The music video for "Corazón Roto, Pt. 3" was premiered on October 5, 2023, on Brray's YouTube channel.

===Controversy===
"Corazón Roto, pt. 3" begins with a censored intro showing Anuel AA giving a hint on Karol G and Feid's relationship like in a version made by AI, as he says "Estás con Feid, pero sabes que eres mia". Anuel AA stated that the intro in the official song became uncensored because he doesn't want to bother Brray, Jhayco and Ryan Castro, the official replaced Feid with a Shhh.

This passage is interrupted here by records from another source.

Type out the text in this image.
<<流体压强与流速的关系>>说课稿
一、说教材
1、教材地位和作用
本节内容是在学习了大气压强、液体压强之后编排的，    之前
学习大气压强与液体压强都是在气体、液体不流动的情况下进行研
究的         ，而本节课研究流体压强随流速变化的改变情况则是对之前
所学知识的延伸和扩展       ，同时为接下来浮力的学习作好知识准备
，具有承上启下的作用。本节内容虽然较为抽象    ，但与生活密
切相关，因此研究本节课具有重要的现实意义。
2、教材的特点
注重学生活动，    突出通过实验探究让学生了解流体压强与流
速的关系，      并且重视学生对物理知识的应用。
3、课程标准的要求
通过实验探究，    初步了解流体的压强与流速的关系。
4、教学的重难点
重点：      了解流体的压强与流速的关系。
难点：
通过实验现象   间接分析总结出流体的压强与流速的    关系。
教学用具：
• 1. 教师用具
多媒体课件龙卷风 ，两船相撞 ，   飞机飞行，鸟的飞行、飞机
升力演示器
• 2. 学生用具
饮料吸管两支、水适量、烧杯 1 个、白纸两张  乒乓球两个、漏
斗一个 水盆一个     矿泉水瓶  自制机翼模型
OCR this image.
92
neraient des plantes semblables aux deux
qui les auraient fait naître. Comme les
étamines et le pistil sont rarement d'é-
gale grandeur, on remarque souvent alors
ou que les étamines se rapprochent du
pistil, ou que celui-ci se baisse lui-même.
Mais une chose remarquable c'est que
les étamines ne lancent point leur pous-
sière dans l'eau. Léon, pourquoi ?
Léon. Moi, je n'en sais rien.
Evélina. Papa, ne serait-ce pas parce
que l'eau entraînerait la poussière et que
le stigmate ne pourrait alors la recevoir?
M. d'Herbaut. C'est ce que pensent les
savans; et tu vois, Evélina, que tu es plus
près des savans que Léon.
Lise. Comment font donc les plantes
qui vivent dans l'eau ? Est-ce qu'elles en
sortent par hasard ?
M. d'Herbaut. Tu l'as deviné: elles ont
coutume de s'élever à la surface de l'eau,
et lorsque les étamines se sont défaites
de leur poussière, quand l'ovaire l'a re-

===Commercial performance===
On April 11, 2024, "Corazón Roto, pt. 3" got a 2× Platinum certification by RIAA.

===Charts===

Chart performance for "Corazón Roto, Pt. 3"
| Chart (2023) | Peak position |
|---|---|
| Argentina Hot 100 (Billboard) | 59 |
| Chile (Billboard) | 20 |
| Colombia (Billboard) | 5 |
| Ecuador (Billboard) | 6 |
| Peru (Billboard) | 12 |
| US Latin Airplay (Billboard) | 47 |
| US Latin Rhythm Airplay (Billboard) | 19 |

===Certifications===

Certifications for "Corazón Roto, pt. 3"
| Region | Certification | Certified units/sales |
| United States (RIAA) | 2× Platinum (Latin) | 120,000^{‡} |
^{‡} Sales+streaming figures based on certification alone.